Bonus Tax in Hawaii (2026)
A bonus is supplemental pay, and it is usually withheld at a flat federal rate rather than your normal bracket. Employers apply 22% to supplemental wages up to a yearly threshold, and a higher rate on the part above it. FICA comes out on top, and then the Hawaii state layer applies.
The employee share of Hawaii TDI still applies to a bonus, up to the weekly wage base.
Worked example: a $5,000 bonus in Hawaii
| Federal withholding (22%) | $1,100 |
| FICA (Social Security + Medicare) | $383 |
| Hawaii withholding | aggregate method — varies |
Assumes year-to-date wages under the $184,500 Social Security wage base. Withholding, not final tax — it reconciles on your return.
Bonus tax calculator (2026)
| Federal withholding (flat 22%) | $1,100 |
| FICA (Social Security + Medicare) | $383 |
| Hawaii withholding | aggregate method — varies |
Hawaii has no flat supplemental rate — employers combine the bonus with regular wages (aggregate method), so the exact withholding depends on your paycheck. Assumes your year-to-date wages are under the $184,500 Social Security wage base.
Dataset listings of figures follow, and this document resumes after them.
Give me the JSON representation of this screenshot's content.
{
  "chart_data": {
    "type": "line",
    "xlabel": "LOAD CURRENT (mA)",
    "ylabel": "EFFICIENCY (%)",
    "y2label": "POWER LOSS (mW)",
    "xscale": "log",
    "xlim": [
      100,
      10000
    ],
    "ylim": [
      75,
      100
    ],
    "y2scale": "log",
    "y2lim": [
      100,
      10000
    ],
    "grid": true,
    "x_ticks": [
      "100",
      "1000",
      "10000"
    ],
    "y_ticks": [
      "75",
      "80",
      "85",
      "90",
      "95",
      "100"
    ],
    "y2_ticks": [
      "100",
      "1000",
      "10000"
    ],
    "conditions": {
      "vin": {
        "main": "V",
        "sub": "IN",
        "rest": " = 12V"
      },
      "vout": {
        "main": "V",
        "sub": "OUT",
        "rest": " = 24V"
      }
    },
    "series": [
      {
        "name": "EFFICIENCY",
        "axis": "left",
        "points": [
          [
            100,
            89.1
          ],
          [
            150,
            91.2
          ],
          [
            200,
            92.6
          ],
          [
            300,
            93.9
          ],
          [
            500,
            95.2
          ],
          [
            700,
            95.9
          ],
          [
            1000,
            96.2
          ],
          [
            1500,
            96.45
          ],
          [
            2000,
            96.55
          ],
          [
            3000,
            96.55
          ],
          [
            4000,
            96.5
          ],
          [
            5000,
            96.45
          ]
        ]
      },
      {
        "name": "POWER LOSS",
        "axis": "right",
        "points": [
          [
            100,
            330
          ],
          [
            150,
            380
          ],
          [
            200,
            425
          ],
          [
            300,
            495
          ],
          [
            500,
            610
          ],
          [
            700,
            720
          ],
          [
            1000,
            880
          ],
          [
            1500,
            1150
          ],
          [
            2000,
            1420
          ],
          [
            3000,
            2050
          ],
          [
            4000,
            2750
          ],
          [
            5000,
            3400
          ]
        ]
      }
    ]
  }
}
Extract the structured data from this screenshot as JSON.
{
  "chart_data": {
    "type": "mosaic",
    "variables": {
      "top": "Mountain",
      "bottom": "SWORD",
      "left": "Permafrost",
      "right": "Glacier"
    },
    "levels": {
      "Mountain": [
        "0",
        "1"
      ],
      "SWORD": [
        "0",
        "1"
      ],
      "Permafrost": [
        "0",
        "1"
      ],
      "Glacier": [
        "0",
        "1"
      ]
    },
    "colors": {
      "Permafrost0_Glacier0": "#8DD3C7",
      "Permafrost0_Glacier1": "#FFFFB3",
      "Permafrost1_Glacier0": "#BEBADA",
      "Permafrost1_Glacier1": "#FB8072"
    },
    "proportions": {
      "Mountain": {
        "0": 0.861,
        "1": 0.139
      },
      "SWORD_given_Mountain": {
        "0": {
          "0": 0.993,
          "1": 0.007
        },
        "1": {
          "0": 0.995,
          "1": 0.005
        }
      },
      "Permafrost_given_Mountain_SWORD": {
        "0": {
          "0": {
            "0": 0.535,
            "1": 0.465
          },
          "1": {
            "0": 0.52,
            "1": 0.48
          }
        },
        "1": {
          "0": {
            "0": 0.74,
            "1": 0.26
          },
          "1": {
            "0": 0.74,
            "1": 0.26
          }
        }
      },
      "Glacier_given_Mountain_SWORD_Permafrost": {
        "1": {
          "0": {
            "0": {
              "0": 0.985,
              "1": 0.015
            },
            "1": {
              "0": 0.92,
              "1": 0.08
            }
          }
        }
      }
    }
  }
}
Withholding, not your final tax — it reconciles on your return.
See what your regular paycheck keeps in Hawaii: Hawaii paycheck calculator.
Frequently asked questions
Why is my bonus taxed so high?
What you see is withholding, not your final tax. Federal rules withhold supplemental pay like a bonus at a flat 22%, which is often more than your normal rate, so the bonus looks heavily taxed. It squares up when you file, where your real rate is applied to your total income.
Does Hawaii have a flat bonus withholding rate?
It depends on the state. The breakdown above shows Hawaii's supplemental rate if it has one, or notes when the aggregate method applies instead.
Federal: IRS 2026 brackets (Rev. Proc. 2025-32) · FICA: IRS Topic 751 · Wage base: SSA · Hawaii: Hawaii Department of Taxation · Hawaii TDI (employee share): Hawaii DLIR - Temporary Disability Insurance. Rates current as of July 16, 2026. Annual-liability estimates, not payroll withholding — see methodology.